Cosa rappresenta Athos nella galleria di personaggi che hai interpretato? È stato facile per te lasciarselo alle spalle?

“Athos è un personaggio corposo e intenso, in una produzione epica, che sono molto rare in Francia. Quando un produttore come Dimitri Rassam realizza quel sogno di fare cinema sul grande schermo, mi sento fortunato a farne parte. Conservo la spada di Athos, che mi è stata regalata, nel mio ufficio. Sono anche molto consapevole del fatto che tutte le conoscenze che accumuliamo da un film all’altro e, nel caso di questo film, tutta la preparazione – che si tratti di equitazione o scherma – saranno probabilmente utili in futuro. Con qualsiasi personaggio, si aprono porte che non si chiudono mai più. Ci sono alcuni modi di ridere che ho inventato per alcuni film e che ho conservato nella mia vita. Forse alcuni atomi di Athos saranno sparsi nei personaggi che interpreterò in futuro.”

L’intervista a Louis Garrel

I Tre Moschettieri presenta diversi registri e, per certi versi, la tua interpretazione di Luigi XIII ricorda un personaggio di Molière, porta un tocco comico.

“Ho sempre pensato che Luigi XIII sia una via di mezzo: il ruolo di Re gli è stato imposto, ma lui lo ha voluto. È allo stesso tempo legittimo perché è nato da sangue reale e illegittimo perché sua madre avrebbe preferito suo fratello al suo posto. Come spettatore, ho sempre pensato che un personaggio che detiene il potere, e che gli piaccia farlo, suoni alquanto falso. Ho voluto interpretare Luigi XIII in modo un po’ decentrato, come se ci fosse qualcosa di un po’ instabile nel suo carattere e che potesse prendere decisioni d’impulso. L’umorismo, quando deriva dalle situazioni, non mi spaventa mai perché non cambia nulla della gravità delle cose. E non mi ha impedito di essere consapevole della pericolosa situazione politica in cui si trovava Luigi XIII. Non dimentica mai che suo padre era un protestante ucciso da un cattolico, cosa che rende le sue decisioni ancora più difficili. Nell’interpretarlo, ho tenuto presente questo tragico passato.”
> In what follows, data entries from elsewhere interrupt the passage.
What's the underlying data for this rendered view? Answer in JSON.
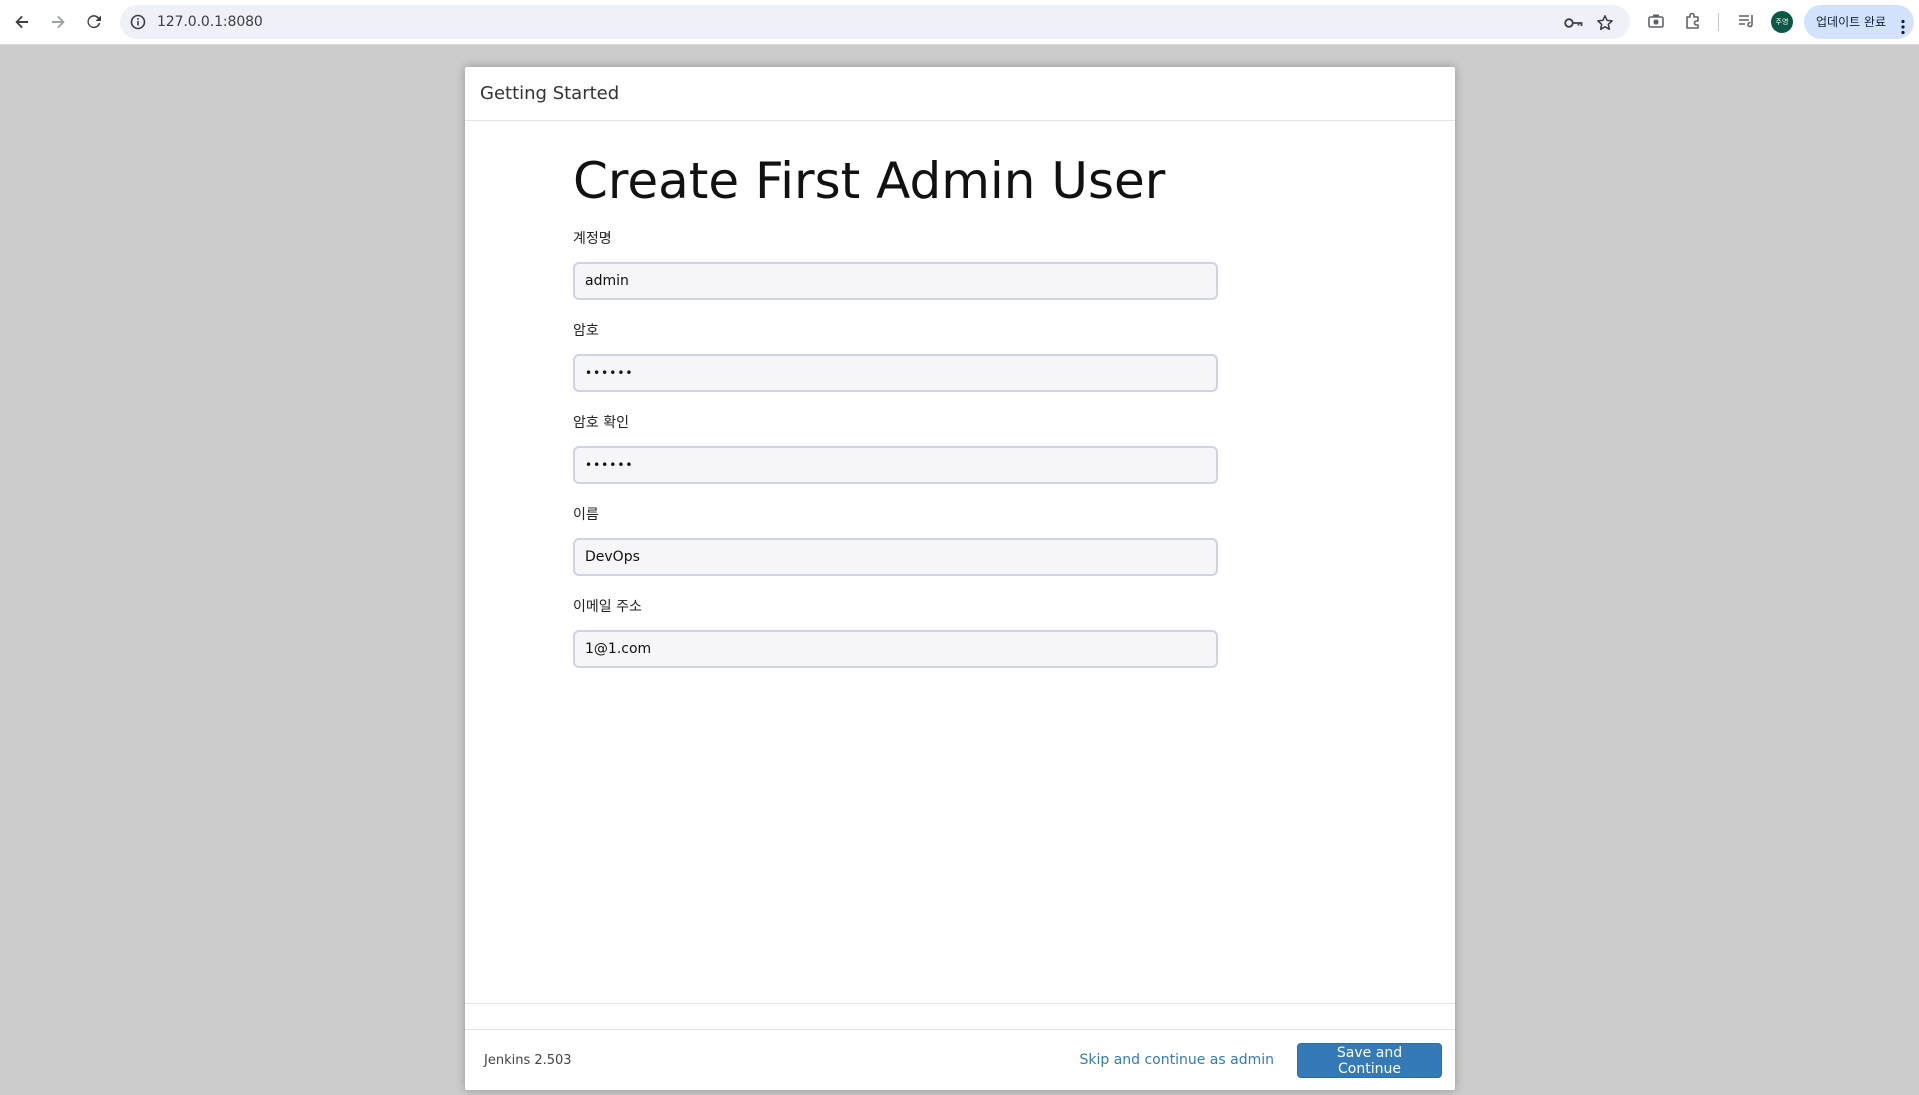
{
  "browser": {
    "url": "127.0.0.1:8080",
    "profile_initials": "주영",
    "update_label": "업데이트 완료"
  },
  "dialog": {
    "header_title": "Getting Started",
    "page_title": "Create First Admin User",
    "fields": {
      "username": {
        "label": "계정명",
        "value": "admin"
      },
      "password": {
        "label": "암호",
        "value": "••••••"
      },
      "password_confirm": {
        "label": "암호 확인",
        "value": "••••••"
      },
      "fullname": {
        "label": "이름",
        "value": "DevOps"
      },
      "email": {
        "label": "이메일 주소",
        "value": "1@1.com"
      }
    },
    "footer": {
      "version": "Jenkins 2.503",
      "skip_label": "Skip and continue as admin",
      "save_label": "Save and Continue"
    }
  },
  "colors": {
    "primary": "#337ab7",
    "backdrop": "#cccccc",
    "update_pill": "#d3e3fd",
    "avatar": "#0b5746"
  },
  "icons": [
    "back-icon",
    "forward-icon",
    "reload-icon",
    "site-info-icon",
    "password-key-icon",
    "bookmark-star-icon",
    "screenshot-icon",
    "extensions-icon",
    "reading-list-icon",
    "more-vert-icon"
  ]
}
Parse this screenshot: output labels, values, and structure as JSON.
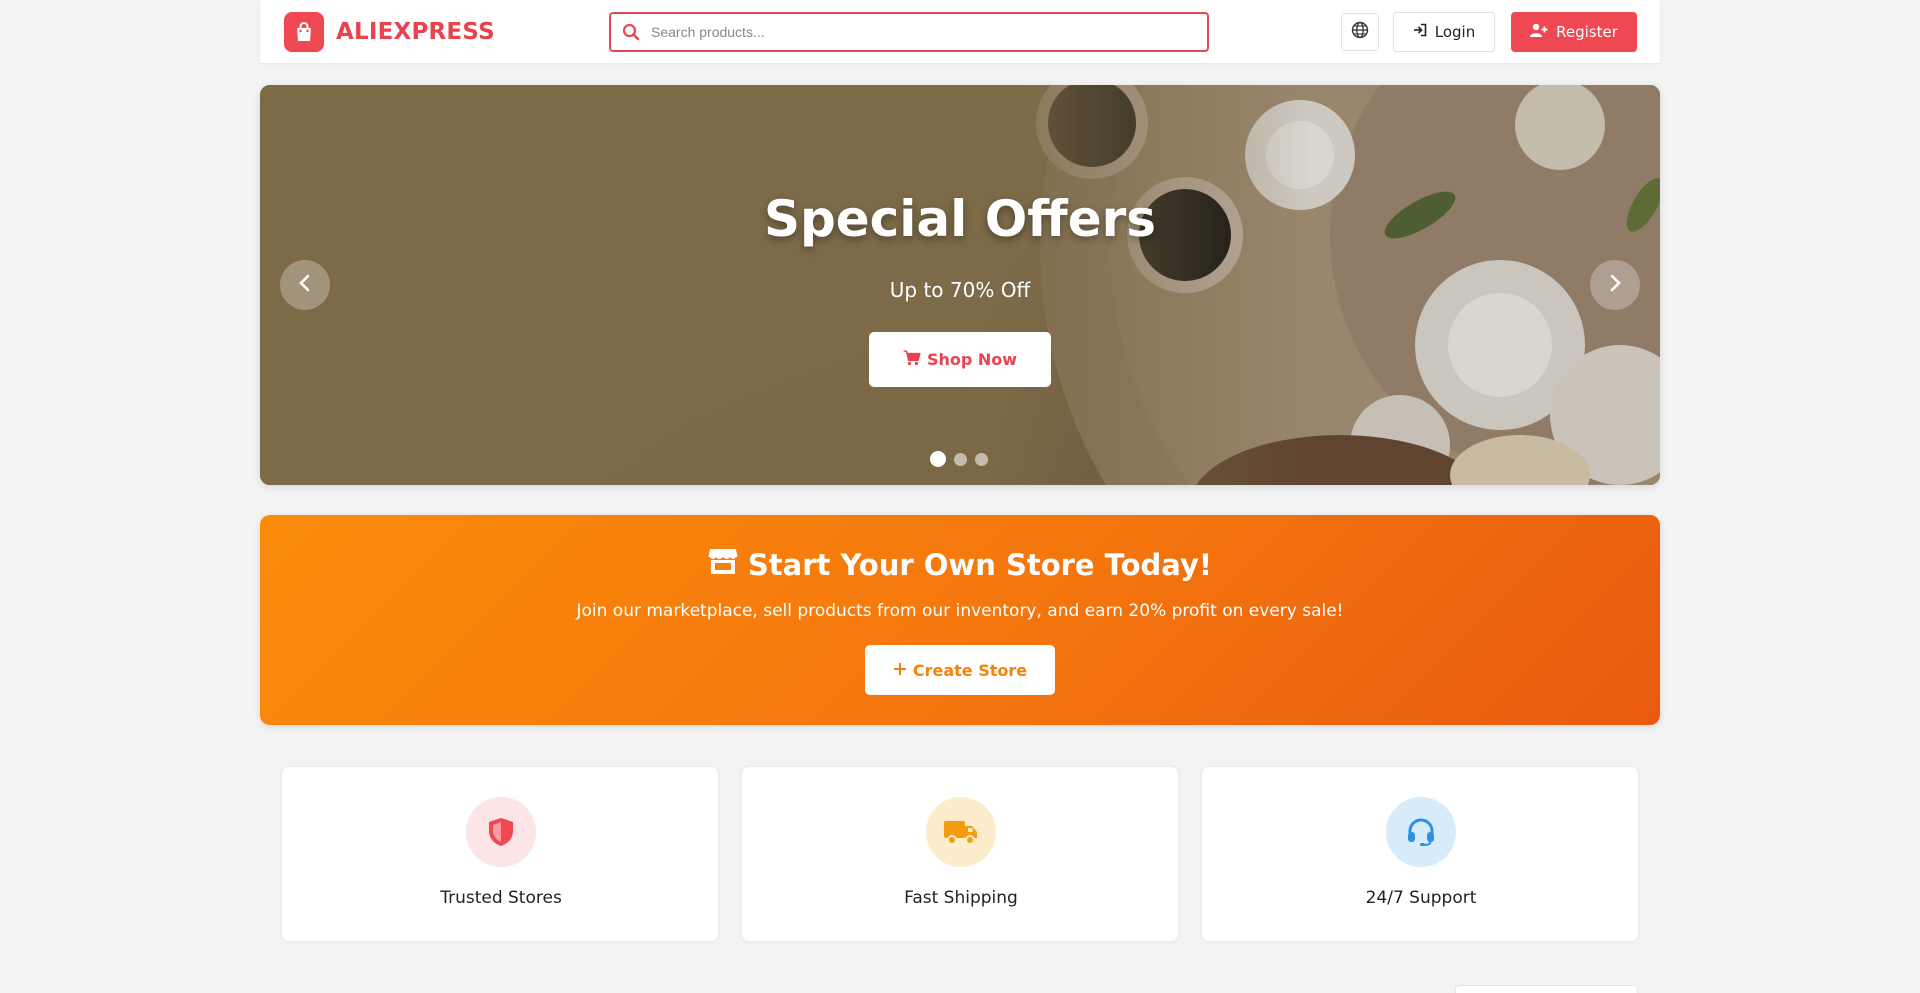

Luigi XIII si aggiunge a una lista di personaggi realmente esistiti che hai interpretato…

“Mi piace interpretare grandi personaggi, è vero. La cosa divertente è che ho interpretato anche Robespierre, quindi ho interpretato sia un monarca che un rivoluzionario. Interpretando Luigi XIII, mi è sembrato di tradire Robespierre!”

Come ti sei adattato ai costumi e al decoro che ti circondava?

“Sono stati un grandissimo aiuto, a dire il vero. Quei costumi molto pesanti e molto rigidi obbligano Luigi XIII a un certo modo di camminare. Più ci si trasforma fisicamente, più ci si dimentica di se stessi, più si libera l’immaginazione. La parte più complicata, soprattutto a Fontainebleau, è stata quella di andare dal camerino al set, camminando sui ciottoli con scarpe fatte apposta per un pavimento in parquet! Quando sono inciampato davanti alla troupe e alle comparse, non ho avuto certo l’aspetto di un Re. Xavier Beauvois, che interpretava Luigi XVI, mi aveva avvertito che con indosso il costume da Re si tende ad esaltarsi e che è meglio tornare con i piedi per terra. Il modo migliore per farlo è stato quello di andare in giro per il set inciampando davanti a tutti. Quando abbiamo girato la scena della nomina dei moschettieri nella vera “Cour Carrée” del Louvre è stato davvero impressionante. Quando i moschettieri, compreso Vincent Cassel che è più vecchio di me, si sono inginocchiati davanti a me, ho dovuto cercare di rimanere umile e non dominare nessuno!”